I have been to many professional wrestling events during my 24-year-and-counting fandom—WWE WrestleManias and Monday Night Raws, WCW Nitros and Thunders, AXXESS, Florida Championship Wrestling and local house shows alike.

The WWE Hall of Fame is different.

I attended my first ceremony Friday night at the Smoothie King Center in New Orleans, and what I found as I examined from afar was the feeling that I was peeking in on something truly special.

A lot has been made by critics regarding the integrity of the Hall of Fame, and as I watched Kid Rock make awkward political jokes during his induction while Jim Johnston is still waiting for his phone to ring, there is no denying that is deserved.

But make no mistake.

For those getting inducted, the Hall of Fame is everything.

Bubba Ray Dudley called his longtime tag partner and on-screen brother, D-Von, his “brother in life” before joking about how he waited two decades to be entertaining, on their final night together (let that sink in for a second). Ivory, who isn’t married and probably felt at the age of 56 that may not necessarily be on the horizon, likened her ceremony to her wedding. Hillbilly Jim explained how the pro wrestling business gave a small-town kid from Scottsville, Kentucky, everything he could have ever dreamed of.

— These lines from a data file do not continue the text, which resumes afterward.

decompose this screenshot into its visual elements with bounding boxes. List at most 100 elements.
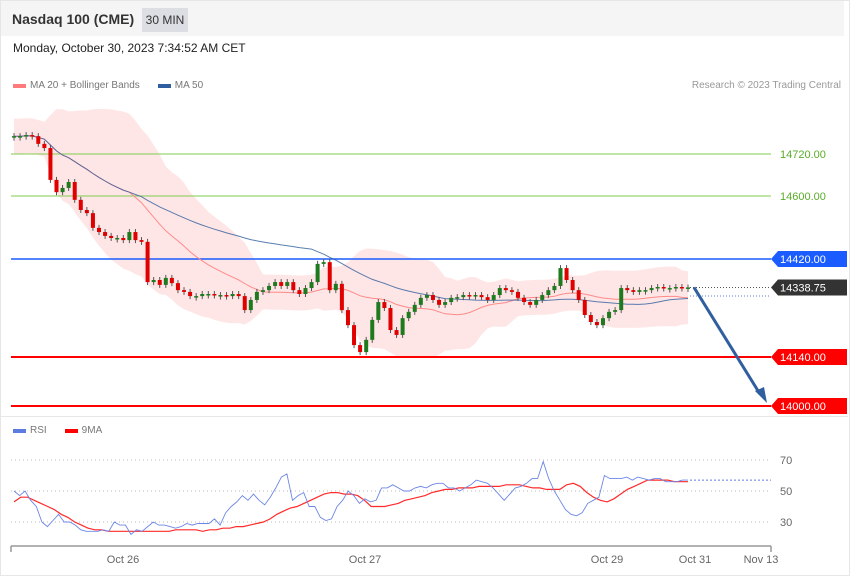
candle-body (388, 308, 393, 331)
rsi-tick-label: 30 (780, 517, 792, 529)
candle (528, 299, 533, 308)
candle-body (54, 179, 59, 193)
candle (224, 292, 229, 300)
candle (418, 294, 423, 308)
rsi-line (13, 460, 688, 536)
candle-body (169, 277, 174, 284)
candle-body (103, 232, 108, 236)
candle-body (406, 311, 411, 319)
pane-divider (1, 416, 848, 417)
instrument-title: Nasdaq 100 (CME) (12, 11, 135, 27)
forecast-arrow-shaft (692, 286, 762, 395)
candle-body (576, 290, 581, 300)
candle (321, 259, 326, 267)
candle (364, 336, 369, 356)
candle-body (540, 295, 545, 300)
candle (400, 315, 405, 338)
candle-body (564, 268, 569, 280)
candle (588, 312, 593, 325)
candle-body (491, 295, 496, 300)
candle (303, 285, 308, 297)
candle-body (163, 277, 168, 285)
candle (473, 292, 478, 300)
candle-body (637, 290, 642, 292)
candle-body (594, 322, 599, 326)
price-tag-support (771, 398, 847, 414)
candle-body (467, 295, 472, 297)
candle-body (394, 330, 399, 335)
candle-body (509, 290, 514, 292)
main-legend: MA 20 + Bollinger Bands MA 50 (13, 80, 203, 91)
candle (649, 285, 654, 294)
candle (327, 259, 332, 294)
candle (90, 210, 95, 231)
header-bar: Nasdaq 100 (CME) 30 MIN (1, 1, 844, 36)
candle-body (133, 232, 138, 241)
candle-body (443, 302, 448, 305)
candle-body (236, 294, 241, 297)
candle (212, 291, 217, 299)
candle-body (84, 210, 89, 214)
candle-body (418, 297, 423, 305)
candle-body (267, 285, 272, 291)
candle-body (382, 302, 387, 308)
candle (673, 284, 678, 292)
legend-rsi-ma: 9MA (81, 425, 103, 436)
candle (24, 132, 29, 140)
candle (273, 279, 278, 289)
candle-body (78, 199, 83, 210)
candle-body (449, 297, 454, 303)
x-tick-label: Nov 13 (744, 554, 779, 566)
candle (358, 342, 363, 356)
candle (230, 291, 235, 300)
ma50-swatch (157, 83, 171, 88)
candle (115, 235, 120, 243)
candle-body (212, 294, 217, 296)
price-tag-support (771, 349, 847, 365)
candle-body (345, 310, 350, 326)
candle (564, 265, 569, 283)
candle-body (485, 297, 490, 300)
candle-body (121, 238, 126, 241)
candle-body (528, 302, 533, 305)
x-tick-label: Oct 26 (107, 554, 139, 566)
candle-body (437, 299, 442, 305)
candle-body (30, 135, 35, 137)
candle-body (515, 291, 520, 298)
candle (443, 299, 448, 308)
x-tick-label: Oct 27 (349, 554, 381, 566)
candle-body (430, 295, 435, 300)
candle-body (643, 290, 648, 292)
candle (600, 315, 605, 329)
candle (218, 292, 223, 300)
candle-body (424, 295, 429, 298)
price-tag-label: 14420.00 (780, 254, 826, 266)
candle-body (127, 232, 132, 241)
candle-body (230, 294, 235, 297)
candle-body (358, 345, 363, 353)
candle-body (139, 240, 144, 242)
candle (534, 296, 539, 308)
rsi-ma-line (13, 479, 688, 532)
candle (509, 287, 514, 295)
legend-ma50: MA 50 (174, 80, 204, 91)
level-label: 14720.00 (780, 149, 826, 161)
price-tag-pivot (771, 251, 847, 267)
candle (297, 287, 302, 297)
candle (686, 284, 690, 292)
candle (236, 291, 241, 300)
level-label: 14600.00 (780, 191, 826, 203)
interval-button[interactable]: 30 MIN (142, 8, 188, 32)
candle (461, 292, 466, 301)
candle (661, 284, 666, 292)
candle-body (631, 290, 636, 292)
candle (339, 280, 344, 314)
candle-body (546, 290, 551, 296)
candle-body (145, 241, 150, 283)
candle (127, 229, 132, 244)
candle-body (97, 227, 102, 233)
candle (388, 305, 393, 334)
candle-body (339, 283, 344, 311)
candle-body (552, 285, 557, 291)
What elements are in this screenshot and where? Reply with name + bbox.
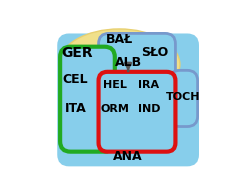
FancyBboxPatch shape	[59, 35, 198, 165]
Bar	[59, 75, 165, 115]
Text: ALB: ALB	[114, 56, 142, 70]
Ellipse shape	[59, 29, 180, 100]
FancyBboxPatch shape	[170, 70, 198, 127]
Text: CEL: CEL	[63, 73, 88, 86]
Text: GER: GER	[61, 46, 93, 60]
FancyBboxPatch shape	[60, 47, 115, 152]
Text: SŁO: SŁO	[141, 46, 168, 59]
Text: IND: IND	[138, 104, 160, 114]
Text: ITA: ITA	[65, 102, 86, 115]
FancyBboxPatch shape	[98, 33, 176, 97]
Text: ANA: ANA	[113, 150, 143, 163]
FancyBboxPatch shape	[98, 72, 176, 152]
Text: IRA: IRA	[138, 80, 160, 90]
Text: HEL: HEL	[103, 80, 127, 90]
Text: BAŁ: BAŁ	[106, 33, 133, 46]
Text: ORM: ORM	[100, 104, 129, 114]
Text: TOCH: TOCH	[166, 92, 201, 102]
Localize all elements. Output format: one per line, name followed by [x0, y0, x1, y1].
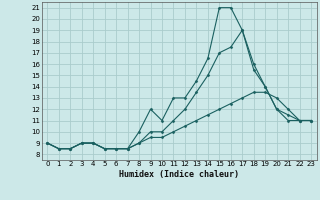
X-axis label: Humidex (Indice chaleur): Humidex (Indice chaleur)	[119, 170, 239, 179]
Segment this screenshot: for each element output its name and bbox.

The Hall of Fame setup is similar to what you regularly see at any WWE event, except there is no ramp stemming from the stage, and under that stage lies a grand red carpet that stretches so far as to include hundreds of seats. Hall of Fame inductees, their families, current WWE superstars and executives and their significant others are invited to the event.

Now remember, this scene takes place on the floor of the arena, so surrounding it is stadium seating for fans and media.

And that is the aspect that makes the Hall of Fame different than any wrestling event I have ever been to.

I’d guess that maybe some WWE wrestlers don’t even grasp this part.

Hearing the lesser-known stories that you cannot find so easily on Google, such as Jeff Jarrett and Owen Hart scheming to rib a young tag team made up of two up-and-coming stars named Edge and Christian, or Ivory and Molly Holly making Lilian Garcia, a New York native, feel better after September 11, 2001, or Bubba Ray Dudley walking up to Paul Heyman and suggesting, “Hey, maybe you should team D-Von and me together,” yes, that is special.

But knowing that many current superstars are listening to those stories for the first time as well, seeing their reactions and reacting to their reactions—that is more special.

And then the other unique part is what I would call the humanization of fantasy.

As it stands today in 2018, with the creation of WWE Network and personal Instagrams and Twitters, I acknowledge pro wrestling is less fantasy than ever. But regardless of that, when WWE performers get together for any night like this, you’ve become accustomed to seeing the characters.

But not at the Hall of Fame. Alexa Bliss is a sweetheart, Lana is suddenly free of her accent and the kids that garner your attention are not those of Heath Slater but rather Mark Henry, a father of two who was able to stand on the stage in front of the world and explain that he wasn’t around so that they could have the things he couldn’t.

Bill Goldberg, as intense a wrestler as will come, opened up about his demons of pro wrestling. He came back for his son, and has since found peace, something we learned was always what his wife, Wanda, wanted for him.

He looked directly at her with his fellow pro wrestling friends and family watching, and he borrowed her phrase to let everyone know those demons are gone: “It’s all good, baby.”

The night is long and so too are the speeches (by the start of the final speech many of the wrestlers themselves had already cleared out), but I think for this one night a year Vince McMahon isn’t worried about time. There are no storylines to further.

What I believe he sees it as is an evening to remember and thank his greatest creations while inspiring his current crop to tear the house down two nights later, because one day it will matter as much to them as it does to those who have the floor.

And as fans and as media, we take it all in.

For me, going to the WWE Hall of Fame ceremony is best likened to the movie Inception. The stage show itself is half of it. Watching those watching is what is truly fascinating.